Malignant hyperthermia

Malignant hyperthermia

Describe the management of malignant hyperthermia

Malignant hyperthermia is an inherited disorder of skeletal muscle that can be pharmacologically triggered to produce a combination of hypermetabolism, muscle rigidity and muscle breakdown. The incidence of reported malignant hyperthermia reactions varies from 1:40000 to 1:100000 anaesthetics. Estimates of the population prevalence of genetic susceptibility are between 1:5000 and 1:10000.

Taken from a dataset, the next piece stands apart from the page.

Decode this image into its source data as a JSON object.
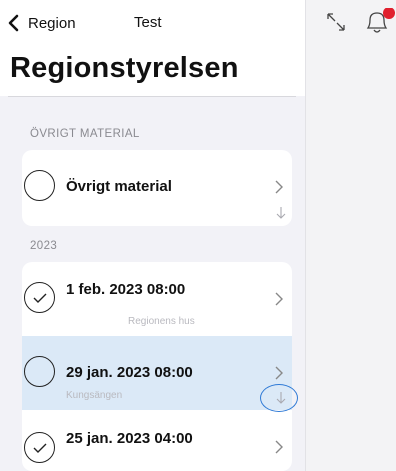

The diagnosis of malignant hyperthermia may not be obvious at first. The primary features of malignant hyperthermia are a direct consequence of loss of skeletal muscle cell calcium homeostasis with a resulting increased intracellular calcium ion concentration. Some or all of the following signs may be present. If suspicious, insert a temperature probe immediately.

Signs

  • There is high and rising end-tidal CO2.
  • SpO2 falls as oxygen delivery is incapable of meeting the metabolic demands of stimulated muscle. Skeletal muscle constitutes 40% of body mass.
  • Muscle rigidity (especially trismus) is due to continuous actin-myosin interaction: 1)Either following suxamethonium ( fasciculation) 2)or during the course of anaesthesia.
  • There is a rapid rise in body temperature: 1°C every ten minutes.
  • There may be sudden onset of unexplained tachycardia.
  • Tachypnoea is a feature.
  • Cardiac arrhythmias are due to hyperkalaemia secondary to rhabdomyolysis.
  • Blood pressure is unstable.
  • There may be unexplained cyanosis.
  • Disseminated intravascular coagulation may occur as a result of the release of tissue clotting activators from muscle and through the resulting hyperthermia.
  • Blood analysis – decreasing PaO2, increasing PaCO2, decreasing pH, decreasing (HCO3), increasing plasma K concentration. Plasma myoglobin concentrations are sufficient to cause renal tubular damage and acute renal failure.

Treatment

  1. Abandon the procedure or terminate surgery as soon as possible.
  2. Stop inhalational agents. Maintain anaesthesia with intravenous drugs whilst the surgery is concluded.
  3. Give 100% oxygen. If possible, hyperventilate with 2–3 times the predicted minute volume. Vecuronium or atracurium may be used to facilitate ventilation but may not overcome muscle spasms.
  4. Active cooling measures should be commenced, including infusion of cold intravenous solutions, application of ice in the axillae and groins and a cooling mattress.
  5. Give dantrolene by rapid intravenous infusion. Dantrolene is the only drug effective in limiting the accumulation of calcium ions within muscle cells. Dantrolene 20mg is presented with mannitol 3g which is required to solubilise the dantrolene. Repeated doses of dantrolene (20mg in adults, 1mg/kg in children under 20kg) should be administered until pyrexia, tachycardia and rise in end-tidal CO2 subside. Repeat as necessary to a total of 10mg/kg (the average requirement is 3mg/kg). Avoid using calcium-channel blocking drugs as they can produce marked cardiac depression when used in combination with dantrolene.
  6. Give a large dose of glucocorticoid (e.g. methylprednisolone 2g) to the average adult.
  7. Acidosis is treated with bicarbonate and hyperkalaemia with insulin and Dextrose. Treatment is guided by regular blood gases and electrolyte measurements.
  8. A diuresis of at least 2mL/kg per hour should be maintained to limit renal tubular damage by myoglobin.
  9. Correct raised K with 50mL of 50% dextrose with 10 units of soluble insulin.
  10. If dysrhythmias are present, follow the advanced life support (ALS) arrhythmia algorithm.
  11. Inotrope to maintain cardiac output.
  12. When the patient is adequately rehydrated (as assessed by CVP and haematocrit) maintain adequate urinary output (1mL/kg per hour) with a diuretic if necessary.
  13. Body temperature may be unstable for 24–48 hours.
  14. After the acute episode check for hypokalaemia, myoglobinuria and disseminated intravascular coagulation (DIC).
  15. Admit to ICU.

Notes

  • Each vial of dantrolene contains 20g dantrolene sodium and 3g mannitol and requires 60 mL of water to reconstitute (pH 9.5).
  • If the episode has been controlled and surgery is essential, use a ‘safe’ technique:                
  1. Regional block with local anaesthetic (plain bupivacaine)
  2. Thiopentone, propofol, fentanyl, vecuronium, atracurium and pancuronium are all considered ‘safe’
  3. Follow-up with patients and family.